図14.19. フグのAPIをもっとも多く利用している3つのWebサイト。
  1. 1位はwhatwebcando.today で、28の機能を使用しています。HTML5のデバイス統合APIを、各機能のライブデモを提供することで、紹介しています。当然ながら、使用されているAPIの数は非常に多い。結果セットでは、whatpwacando.today という同様のサイトがPWA機能を紹介し、8つのAPIを使用していることがわかります。
  2. 次点は、スウェーデンの警察告知を表示するPolisNotis PWAです。PWA関連のリンクをクリックすると必ず新しいウィンドウが開くように定義する宣言型リンクキャプチャAPIなど、10個のAPIを使用しています。WebシェアAPIはソースコードで使用されていますが、共有機能はUIに公開されていません。また、Badging APIを利用して、新しいお知らせがあった場合にアプリアイコンを通じてユーザーに注意を促しています。
  3. 僅差の3位は、9つのAPIを使用するウェブサイトシステムスキャナーです。汎用センサーAPIで提供されるセンサー情報を含む、ブラウザが公開するシステム情報の概要を表示します。
  4. 8つのサイトが8つのフグAPIを使用しています。その1つが、前述のExcalidrawで、手書き風の図面を作成するためのオンラインドローイングツールです。従来の生産性アプリとして、新機能の恩恵を受けています。
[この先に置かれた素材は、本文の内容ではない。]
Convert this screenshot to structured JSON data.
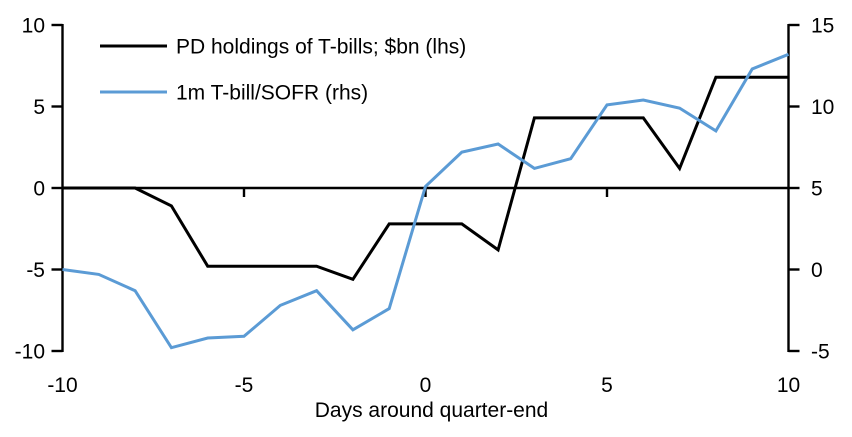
{
  "chart_data": {
    "type": "line",
    "title": "",
    "xlabel": "Days around quarter-end",
    "ylabel": "",
    "grid": false,
    "background": "#ffffff",
    "text_color": "#000000",
    "legend_position": "top-left",
    "x_axis": {
      "min": -10,
      "max": 10,
      "ticks": [
        -10,
        -5,
        0,
        5,
        10
      ]
    },
    "left_axis": {
      "min": -10,
      "max": 10,
      "ticks": [
        10,
        5,
        0,
        -5,
        -10
      ]
    },
    "right_axis": {
      "min": -5,
      "max": 15,
      "ticks": [
        15,
        10,
        5,
        0,
        -5
      ]
    },
    "x": [
      -10,
      -9,
      -8,
      -7,
      -6,
      -5,
      -4,
      -3,
      -2,
      -1,
      0,
      1,
      2,
      3,
      4,
      5,
      6,
      7,
      8,
      9,
      10
    ],
    "series": [
      {
        "name": "PD holdings of T-bills; $bn (lhs)",
        "axis": "left",
        "color": "#000000",
        "values": [
          0,
          0,
          0,
          -1.1,
          -4.8,
          -4.8,
          -4.8,
          -4.8,
          -5.6,
          -2.2,
          -2.2,
          -2.2,
          -3.8,
          4.3,
          4.3,
          4.3,
          4.3,
          1.2,
          6.8,
          6.8,
          6.8
        ]
      },
      {
        "name": "1m T-bill/SOFR (rhs)",
        "axis": "right",
        "color": "#5B9BD5",
        "values": [
          0,
          -0.3,
          -1.3,
          -4.8,
          -4.2,
          -4.1,
          -2.2,
          -1.3,
          -3.7,
          -2.4,
          5.1,
          7.2,
          7.7,
          6.2,
          6.8,
          10.1,
          10.4,
          9.9,
          8.5,
          12.3,
          13.2
        ]
      }
    ]
  }
}
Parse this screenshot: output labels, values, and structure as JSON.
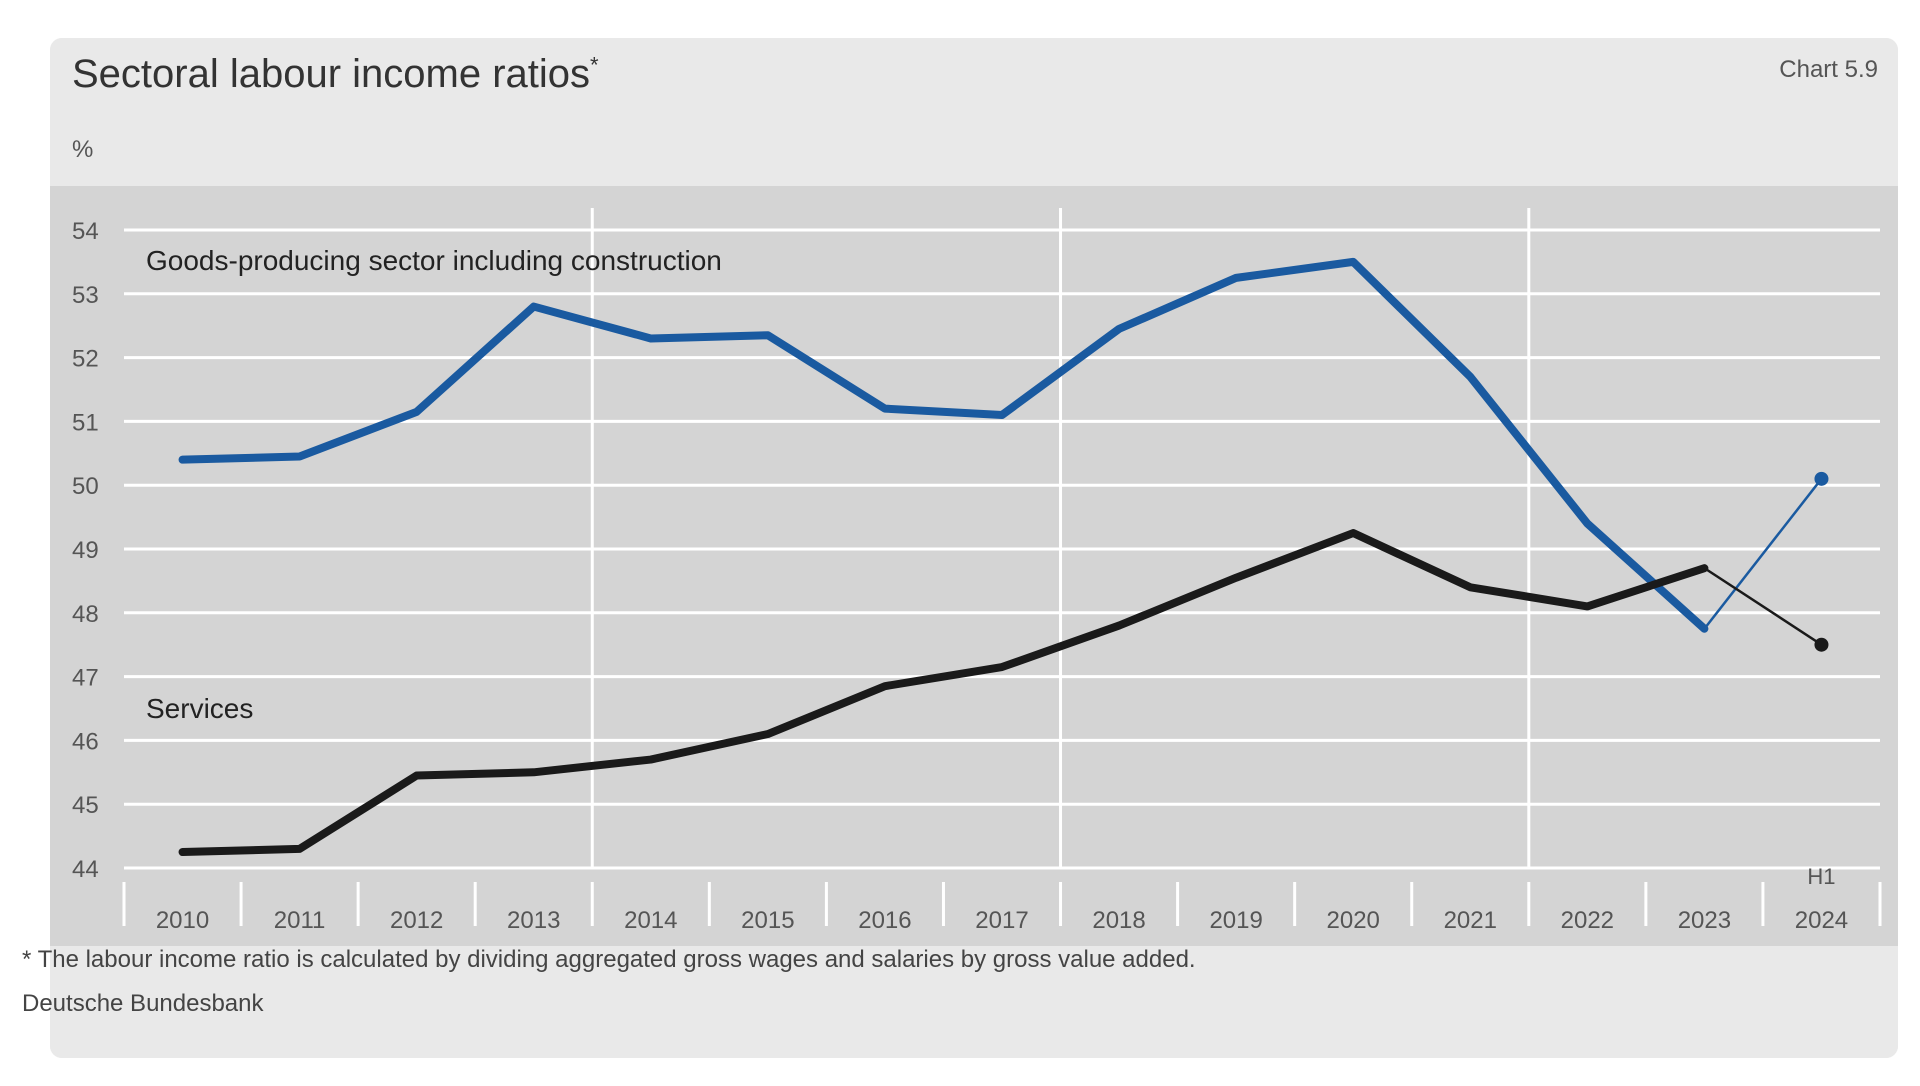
{
  "header": {
    "title": "Sectoral labour income ratios",
    "title_marker": "*",
    "chart_number": "Chart 5.9",
    "unit": "%"
  },
  "footer": {
    "footnote": "* The labour income ratio is calculated by dividing aggregated gross wages and salaries by gross value added.",
    "source": "Deutsche Bundesbank"
  },
  "colors": {
    "goods_series": "#1a5aa0",
    "services_series": "#1a1a1a",
    "plot_background": "#d4d4d4",
    "gridline": "#ffffff"
  },
  "chart_data": {
    "type": "line",
    "title": "Sectoral labour income ratios",
    "ylabel": "%",
    "ylim": [
      44,
      54
    ],
    "yticks": [
      44,
      45,
      46,
      47,
      48,
      49,
      50,
      51,
      52,
      53,
      54
    ],
    "categories": [
      "2010",
      "2011",
      "2012",
      "2013",
      "2014",
      "2015",
      "2016",
      "2017",
      "2018",
      "2019",
      "2020",
      "2021",
      "2022",
      "2023",
      "2024"
    ],
    "period_note": "H1",
    "period_note_category": "2024",
    "grid": true,
    "series": [
      {
        "name": "Goods-producing sector including construction",
        "color": "#1a5aa0",
        "values": [
          50.4,
          50.45,
          51.15,
          52.8,
          52.3,
          52.35,
          51.2,
          51.1,
          52.45,
          53.25,
          53.5,
          51.7,
          49.4,
          47.75,
          50.1
        ],
        "thin_final_segment": true
      },
      {
        "name": "Services",
        "color": "#1a1a1a",
        "values": [
          44.25,
          44.3,
          45.45,
          45.5,
          45.7,
          46.1,
          46.85,
          47.15,
          47.8,
          48.55,
          49.25,
          48.4,
          48.1,
          48.7,
          47.5
        ],
        "thin_final_segment": true
      }
    ]
  }
}
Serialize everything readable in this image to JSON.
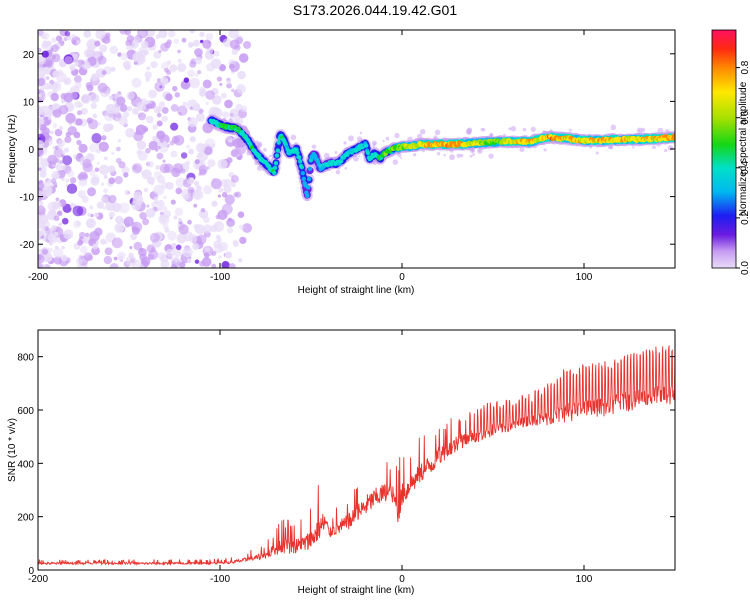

結果セットの中には、Discourseに基づいたインターネット・フォーラムであるウェブサイトもあります。合計8つのフグAPIに対応したフォーラムソフトです。Discourseベースのフォーラムがインストール可能で、とくに未読通知数を表示するBadging APIをサポートしています。

この結果には、APIを積極的に利用していないサイトも含まれています。たとえば、理論的には機能にアクセスできるライブラリコードを配布しているサイトがあります。ユーザーのブラウザを特定するために、フグAPIの存在を確認するサイトもあります。

結論

開発者がより多くのユースケースを利用できるようにすることで、ウェブを前進させることができるのです。この章で示すように、開発者は新しいWebプラットフォームAPIを使用して、強力なアプリケーションを構築します。プラットフォーム固有のものとは対照的に、これらのアプリケーションは、必ずしもシステムにインストールする必要はなく、動作するためにサードパーティのランタイムやプラグインを追加で必要としません。強力なブラウザを実行できるプラットフォームであれば、どのような環境でも動作するのです。

このコンセプトが機能している一例として、Visual Studio Codeがあります。このアプリケーションは常にWebベースでしたが、それでもElectronのようなプラットフォーム固有のアプリケーションラッパーに依存していました。ファイルシステムアクセスAPIなどの機能により、Microsoftは2021年10月にブラウザアプリケーション(vscode.dev)として公開することができました。デバッグやターミナルアクセスを除いて、ほとんどすべての機能がここで動作します(まだ、この機能はありません!)。

また、Adobe Photoshopも2021年10月にウェブアプリケーションとしてリリースされました。Photoshopは、ここで紹介した機能のいくつかと、WebAssemblyを使用して、既存のコードをWebに移行できます。ベクターベースの対応するIllustratorは、現在クローズドベータ版として提供されており、後日リリースされる予定です。最初のエディションはまだ限られた機能しかありませんが、アドビはすでにこれにとどまらず、webへのさらなる拡大を計画していることを発表しています。

このように、ケイパビリティプロジェクトは、アプリケーションの全カテゴリーを最終的にWebに移行させる道を開くものです。